Greg Jackson, the chief executive of Octopus Energy, has issued a stark warning regarding potential energy cost increases should the Strait of Hormuz remain closed. The strategic waterway, through which approximately one-fifth of the world's oil and gas passes, has been shut due to the ongoing conflict involving Iran.
Timeline of Concern
Jackson highlighted that if the Strait does not reopen by the end of May, the situation could deteriorate further. However, he emphasised that the outlook becomes even more serious if the closure persists beyond August. The prolonged disruption threatens to exacerbate already soaring oil prices and could lead to significant increases in household energy bills.
Government Response
The UK government has ramped up its contingency planning to mitigate potential energy shortages and supply chain disruptions.

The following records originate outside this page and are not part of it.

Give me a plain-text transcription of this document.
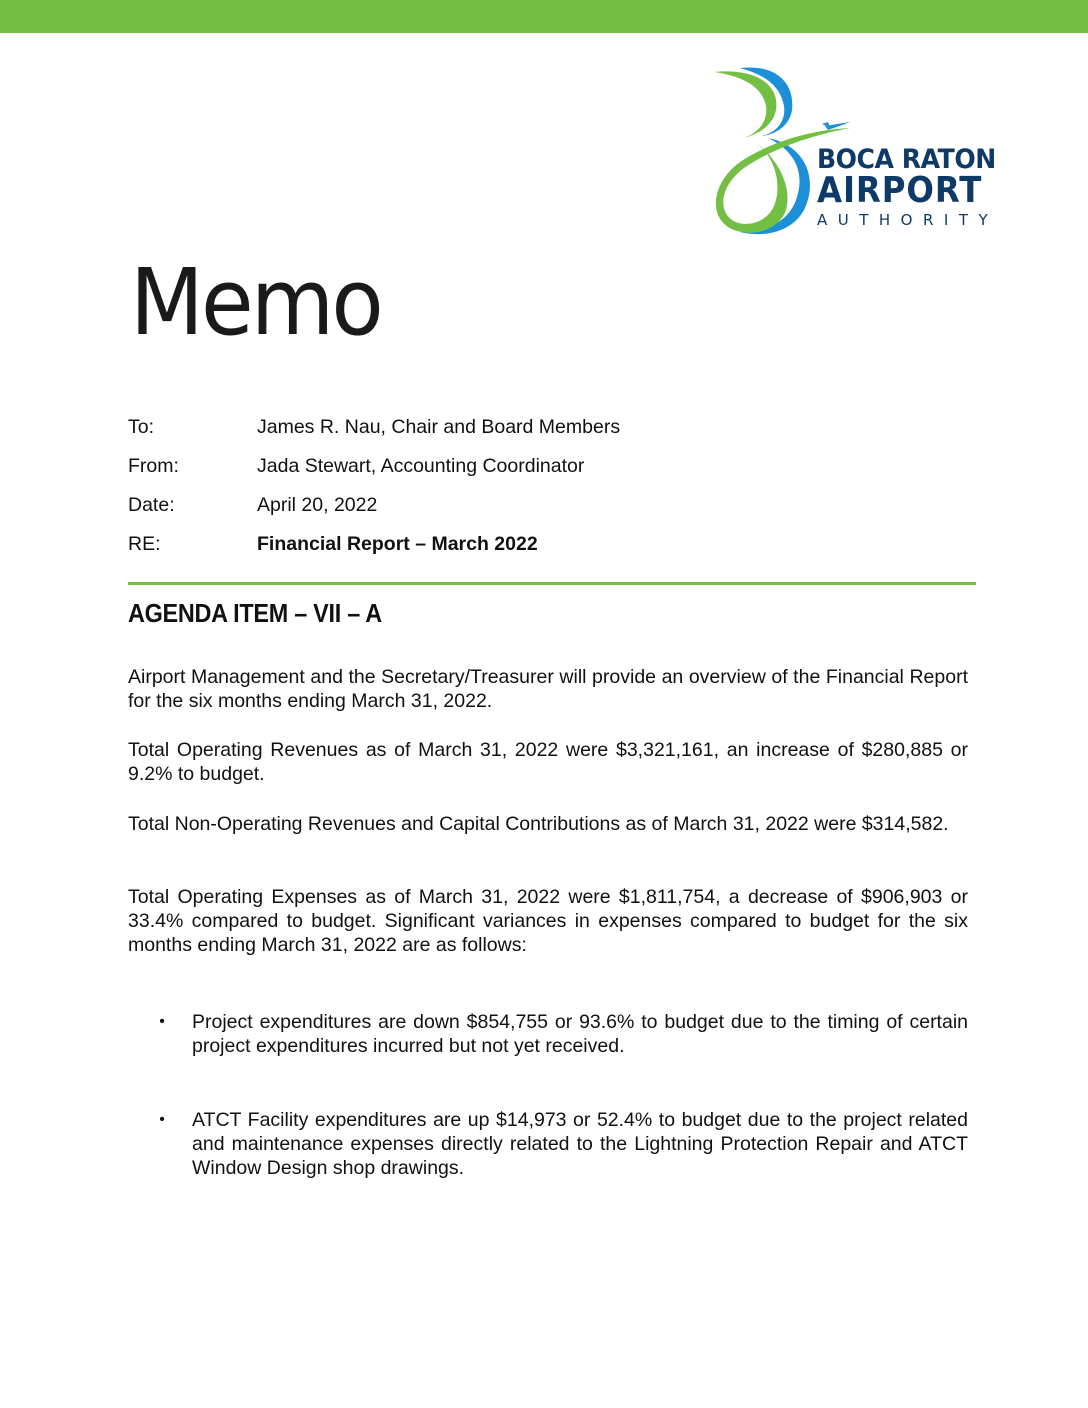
BOCA RATON
AIRPORT
AUTHORITY
Memo
To:	James R. Nau, Chair and Board Members
From:	Jada Stewart, Accounting Coordinator
Date:	April 20, 2022
RE:	Financial Report – March 2022
AGENDA ITEM – VII – A

Airport Management and the Secretary/Treasurer will provide an overview of the Financial Report for the six months ending March 31, 2022.

Total Operating Revenues as of March 31, 2022 were $3,321,161, an increase of $280,885 or 9.2% to budget.

Total Non-Operating Revenues and Capital Contributions as of March 31, 2022 were $314,582.

Total Operating Expenses as of March 31, 2022 were $1,811,754, a decrease of $906,903 or 33.4% compared to budget. Significant variances in expenses compared to budget for the six months ending March 31, 2022 are as follows:

•	Project expenditures are down $854,755 or 93.6% to budget due to the timing of certain project expenditures incurred but not yet received.
•	ATCT Facility expenditures are up $14,973 or 52.4% to budget due to the project related and maintenance expenses directly related to the Lightning Protection Repair and ATCT Window Design shop drawings.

A ministerial group, chaired by Darren Jones, the chief secretary to the prime minister, is convening twice weekly to monitor stock levels and coordinate responses. These measures aim to safeguard energy supplies and cushion the impact on consumers.
Jackson's comments come amid growing concerns over the stability of global energy markets. The closure of the Strait of Hormuz has already triggered a spike in oil prices, and the prolonged disruption could have far-reaching economic consequences. The Octopus Energy boss urged households to prepare for possible bill increases, though he stopped short of providing specific forecasts.